Что мучило ее во сне?

Что она видела, когда уставилась на меня и закричала?

Она глотает лед, практически не сводя с меня глаз.

— Не хуже, чем обычно. Можно мне пописать?

— Прости?

— Могу я воспользоваться твоим домом, чтобы пописать?

Я действительно не могу понять, узнала она меня или нет.

Ее глаза были пустыми, но она смотрела прямо на меня…

Я знал, что это рискованно — забираться наверх, чтобы заглянуть к ней в окно. Но когда я увидел ее распростертой на кровати, запутавшуюся в простынях, одетую только в эту тонкую белую майку…

Она извивалась, словно запуталась в паутине, простыни обернулись вокруг ее ног, спина выгнулась дугой. Шел небольшой дождь, капли барабанили по стеклу, отбрасывая веснушчатые тени на ее кожу. Каждая быстрая вспышка молнии обесцвечивала ее белизну и превращала нижнее белье в ткань...
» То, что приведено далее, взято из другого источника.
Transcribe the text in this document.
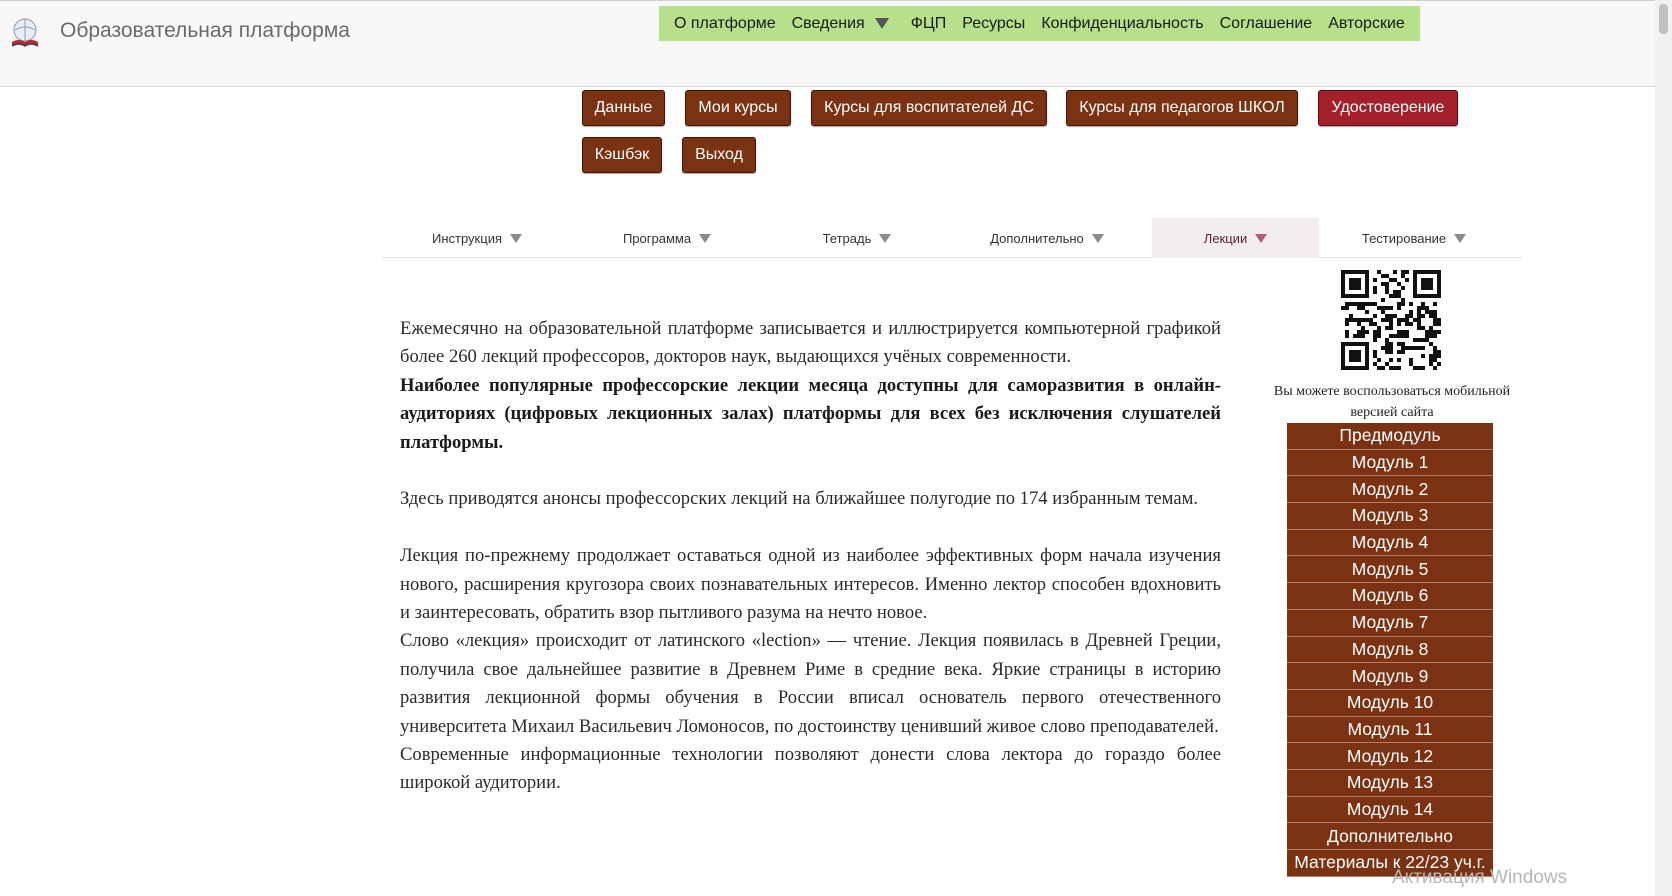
Образовательная платформа	О платформе Сведения	ФЦП Ресурсы Конфиденциальность Соглашение Авторские
Данные	Мои курсы	Курсы для воспитателей ДС	Курсы для педагогов ШКОЛ	Удостоверение
Кэшбэк	Выход
Инструкция	Программа	Тетрадь	Дополнительно	Лекции	Тестирование

Ежемесячно на образовательной платформе записывается и иллюстрируется компьютерной графикой более 260 лекций профессоров, докторов наук, выдающихся учёных современности.

Наиболее популярные профессорские лекции месяца доступны для саморазвития в онлайн-аудиториях (цифровых лекционных залах) платформы для всех без исключения слушателей платформы.

Здесь приводятся анонсы профессорских лекций на ближайшее полугодие по 174 избранным темам.

Лекция по-прежнему продолжает оставаться одной из наиболее эффективных форм начала изучения нового, расширения кругозора своих познавательных интересов. Именно лектор способен вдохновить и заинтересовать, обратить взор пытливого разума на нечто новое.

Слово «лекция» происходит от латинского «lection» — чтение. Лекция появилась в Древней Греции, получила свое дальнейшее развитие в Древнем Риме в средние века. Яркие страницы в историю развития лекционной формы обучения в России вписал основатель первого отечественного университета Михаил Васильевич Ломоносов, по достоинству ценивший живое слово преподавателей.

Современные информационные технологии позволяют донести слова лектора до гораздо более широкой аудитории.

Вы можете воспользоваться мобильной версией сайта
Предмодуль
Модуль 1
Модуль 2
Модуль 3
Модуль 4
Модуль 5
Модуль 6
Модуль 7
Модуль 8
Модуль 9
Модуль 10
Модуль 11
Модуль 12
Модуль 13
Модуль 14
Дополнительно
Материалы к 22/23 уч.г.
Активация Windows
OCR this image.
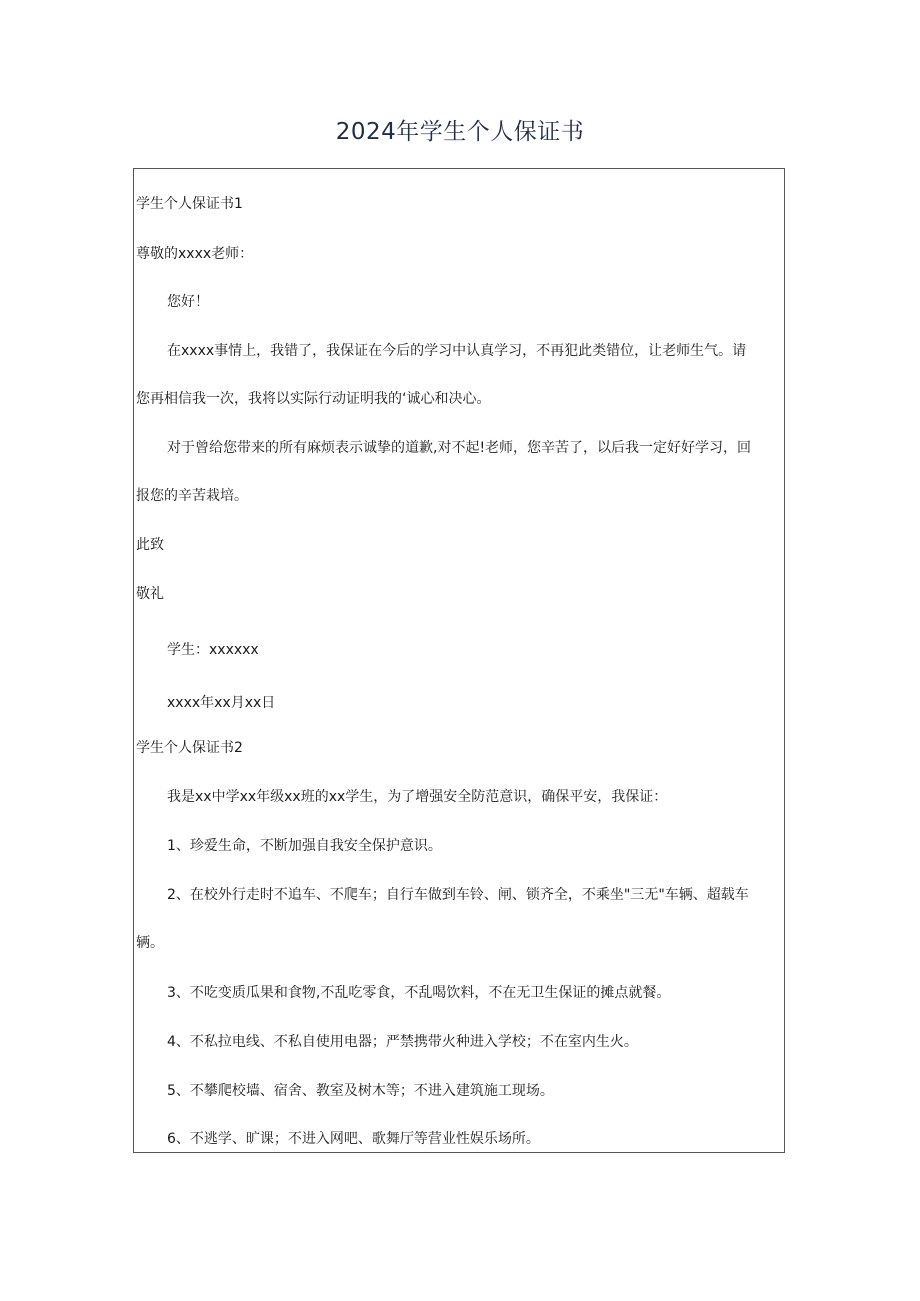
2024年学生个人保证书
学生个人保证书1
尊敬的xxxx老师：
您好！
在xxxx事情上，我错了，我保证在今后的学习中认真学习，不再犯此类错位，让老师生气。请
您再相信我一次，我将以实际行动证明我的‘诚心和决心。
对于曾给您带来的所有麻烦表示诚挚的道歉,对不起!老师，您辛苦了，以后我一定好好学习，回
报您的辛苦栽培。
此致
敬礼
学生：xxxxxx
xxxx年xx月xx日
学生个人保证书2
我是xx中学xx年级xx班的xx学生，为了增强安全防范意识，确保平安，我保证：
1、珍爱生命，不断加强自我安全保护意识。
2、在校外行走时不追车、不爬车；自行车做到车铃、闸、锁齐全，不乘坐"三无"车辆、超载车
辆。
3、不吃变质瓜果和食物,不乱吃零食，不乱喝饮料，不在无卫生保证的摊点就餐。
4、不私拉电线、不私自使用电器；严禁携带火种进入学校；不在室内生火。
5、不攀爬校墙、宿舍、教室及树木等；不进入建筑施工现场。
6、不逃学、旷课；不进入网吧、歌舞厅等营业性娱乐场所。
Я скорчился на дереве, медленно приподнимаясь на ветке, понимая, насколько это безумно, но не в силах сопротивляться ее телу, бьющемуся на кровати, ее груди торчали вверх...

Я посмотрел ей в лицо.

Ее глаза распахнулись, и она закричала…

— Заходи, — я стою в дверях, так что ей приходится задевать меня за грудь.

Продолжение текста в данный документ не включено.